Remember when The Men were a promising young noise rock band with an irresistible grunge-pop edge? They promised such wonderful things. I don't think any of us here at Norman Towers imagined that in such a short time they'd turn into the Neil Young-worshipping pub rock troupe they are today. Granted, there's still a nice thick distortion on the guitars, but the days of their anarchic early-Sonic-Youth-isms are very much in the past now.
That's not to say that everything is terrible here. On 'Pearly Gates' they launch into a wild and frantic boogie-blues jam full of honky tonk piano and squealing harmonica and slide guitar and...is that a saxophone? I think that's a saxophone. This track is pretty wild, like the Grateful Dead and Crazy Horse driving down the street full throttle in a dragster being pursued by ball lightning, and it lasts for ages too. This is a good thing. Closer 'Going Down' has a nice early Thermals kick to it too with crispily distorted vocals, but 'Settle Me Down' which separates these two is a simpering country ballad which no amount of reverby weirding will redeem.
I'm left feeling like The Men have turned from an interesting art-rock prospect into the kind of b(l)and aimed squarely at the Drive-By Truckers/Hold Steady/Lucero crowd. I was willing to give their change of style the benefit of the doubt last time round but this one has just left me thinking, if they sounded like this to begin with would anybody have paid any attention in the first place?

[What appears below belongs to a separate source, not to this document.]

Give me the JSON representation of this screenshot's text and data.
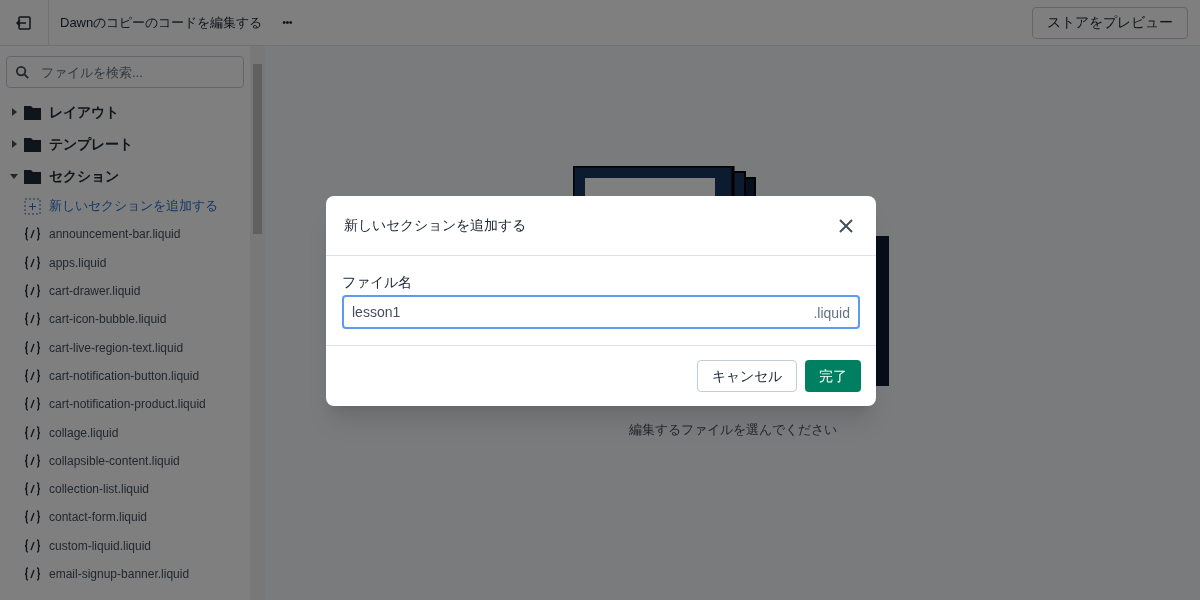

8/10 Jon Customer review, 1st August 2014
Harsh review from the norman boys, harsh.
I'm not going to review this album per say, but rather give a general overview of The Men to justify why I think they've been hard done to here.
The Men are a solidly good band. I know, damning by faint praise, but let me justify what I mean. Shellac are brilliant, Swans are brilliant, Aphex Twin is brilliant. I do not reach for these albums when I'm driving to the shops or sat having tea with the kids because these albums deserve more from me. They need more investment from the listener. The Men don't, hence good. Interesting enough but not so challenging that I can't keep my mind on what I'm doing. Solidly good because they keep turning this stuff out, all to the same standard.
I say the previous review is harsh mostly because tomorrow's hits is business as usual. All the previous LPs have had great reviews from norman, and to my mind the only change from leave home to this, is a general increase in the standard of studio / recording no how.
The band they mostly remind me of is 'The Band', not sure why, they don't sound like The Band. I think it's because of the above. I listen to the band in the car a lot too!